Zen Master Hae Kwang pisze:
Morning Bell Chant pisze:
WON A JIN SAENG MU BYOL LYOM
I vow for my whole life, without separate mind,
A-MI-TA BUL DOK SANG SU
to only follow Amitabul, the Buddha with unique marks.
SHIM SHIM SANG GYE OK HO GWANG
The Mind of Minds always connects to the jewel of wisdom’s light.
YOM NYOM BUL LI GUM SAEK SANG
Moment to moment, without leaving this golden form,
A JIP YOM JU BOP KYE GWAN
I hold beads, perceiving this world.
HO GONG WI SUNG MU BUL GWAN
Emptiness is a string that leaves nothing unstrung.
PYONG DUNG SA-NA MU HA CHO
Vairocana is everywhere, everything is equal.
GWAN GU SO BANG A-MI-TA
Contemplate the Western Amita.
NA-MU SO BANG DAE GYO JU
Become one with the Great Western Master,
MU RYANG SU YO RAE BUL
Infinite Time, Infinite Space, Thus Come Buddha.
NA-MU A-MI-TA BUL
Become One with Amitabul.
Respecting our Ancestral Practice:
MORNING BELL CHANT
Part 2
Zen Master Hae Kwang
Kansas Zen Center
After introducing us to Vairocana, the great cosmic Buddha of the Avatamsaka Sutra, the chant now brings forward another cosmic Buddha, Amitabha, the Buddha who established the Western Pure Land for the benefit of all beings.
There will be more about the Western Pure Land and Amitabha’s vows later in the chant.
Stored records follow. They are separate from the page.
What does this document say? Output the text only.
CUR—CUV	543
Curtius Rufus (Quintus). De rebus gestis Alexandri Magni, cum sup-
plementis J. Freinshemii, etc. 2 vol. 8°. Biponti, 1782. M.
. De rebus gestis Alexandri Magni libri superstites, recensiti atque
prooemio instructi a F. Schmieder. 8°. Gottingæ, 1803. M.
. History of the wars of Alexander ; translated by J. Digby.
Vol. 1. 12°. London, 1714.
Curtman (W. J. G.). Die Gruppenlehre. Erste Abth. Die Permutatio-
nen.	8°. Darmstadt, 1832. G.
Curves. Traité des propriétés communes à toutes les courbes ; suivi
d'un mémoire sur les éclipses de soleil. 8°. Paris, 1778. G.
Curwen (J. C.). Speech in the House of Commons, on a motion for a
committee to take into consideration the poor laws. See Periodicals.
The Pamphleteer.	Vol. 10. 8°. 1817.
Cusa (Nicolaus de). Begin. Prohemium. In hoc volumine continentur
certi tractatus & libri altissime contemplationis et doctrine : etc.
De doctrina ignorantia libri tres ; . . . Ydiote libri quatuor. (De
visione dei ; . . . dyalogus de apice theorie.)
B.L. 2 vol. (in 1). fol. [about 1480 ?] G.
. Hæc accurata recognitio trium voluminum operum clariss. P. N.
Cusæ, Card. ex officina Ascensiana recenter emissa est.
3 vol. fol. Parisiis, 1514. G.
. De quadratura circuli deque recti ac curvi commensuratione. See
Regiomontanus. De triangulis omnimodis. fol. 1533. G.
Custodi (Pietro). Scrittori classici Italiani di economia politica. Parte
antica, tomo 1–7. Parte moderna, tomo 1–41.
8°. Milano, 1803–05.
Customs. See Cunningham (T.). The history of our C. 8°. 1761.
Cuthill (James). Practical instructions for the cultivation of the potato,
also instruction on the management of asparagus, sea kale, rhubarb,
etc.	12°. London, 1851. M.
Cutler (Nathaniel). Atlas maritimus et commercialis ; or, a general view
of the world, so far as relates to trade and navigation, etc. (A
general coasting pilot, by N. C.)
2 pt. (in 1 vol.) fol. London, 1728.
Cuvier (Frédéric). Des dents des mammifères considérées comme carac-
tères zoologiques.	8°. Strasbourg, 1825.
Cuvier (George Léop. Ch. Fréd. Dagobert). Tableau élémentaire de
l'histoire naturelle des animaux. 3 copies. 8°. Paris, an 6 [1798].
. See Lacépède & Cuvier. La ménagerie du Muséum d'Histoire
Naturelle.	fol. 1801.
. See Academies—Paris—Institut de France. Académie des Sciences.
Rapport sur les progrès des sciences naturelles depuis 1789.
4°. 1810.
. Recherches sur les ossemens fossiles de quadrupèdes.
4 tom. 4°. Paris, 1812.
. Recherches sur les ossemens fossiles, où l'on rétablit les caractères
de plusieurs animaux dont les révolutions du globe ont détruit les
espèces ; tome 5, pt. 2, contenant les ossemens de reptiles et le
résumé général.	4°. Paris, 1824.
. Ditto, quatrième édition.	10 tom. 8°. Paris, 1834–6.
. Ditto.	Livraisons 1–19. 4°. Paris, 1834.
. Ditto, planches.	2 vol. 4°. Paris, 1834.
Amitabha’s name means “infinite light” (“a-” in Sanskrit is a negative prefix like “un-” or “in-”; “mita” means “measure”; “bha” means “light.”) The name is often shortened to “Amita,” with “bul,” meaning “Buddha,” added to it to produce the form “Amitabul” in Chinese and Korean.
Amitabul’s light comes from his urna, the curl of white hairs between his eyebrows (the “jade curl,” a kind of third eye, one of the thirty-two marks of a Buddha) and illuminates the universe. Amitabha and Vairocana, whose name means “shining like the sun,” have different origins, but it is natural that these two luminous cosmic Buddhas are paired in this chant, or even identified with each other, as they seem to be in this section. Equally noteworthy in this section is the blending of Pure Land teaching—constant devotion to Amitabul as the basis of practice and liberation—with the Hwa Yen philosophy of emptiness and universal interconnection. The Mind of Minds, which is our ordinary mind, always connects to Amitabul’s light. We never leave the golden form of the universe. Practicing with meditation beads—yom ju—we perceive the dharma world, the world as it actually is, and recognize that emptiness, the space of no hindrance, connects everything just as string
connects the beads we are holding. When we practice, repeating Namu Amitabul (the essential Pure Land practice) as we move the beads, each bead corresponds to a yom (a word also spelled lyom and nyom in this section), a thought-moment, a moment of consciousness. In this way, Pure Land practice and Zen practice are not different.
This section begins with a vow to become one with Amitabul and ends with the practice—the repetition of Namu Amitabul—that actualizes that vow. I have always been struck by Zen Master Seung Sahn’s translation of namu as “become one with.” The meaning of the word in Sanskrit is given as “pay homage, venerate, praise” but also as “take refuge with.” Understanding it as “become one with” eliminates the subject-object separation implicit in the other translations. It is not that we go to Amitabul, who then saves us, but that we become Amitabul. This is the spirit of practice in the Morning Bell Chant, and it will find poetic expression in the verses that begin the next section.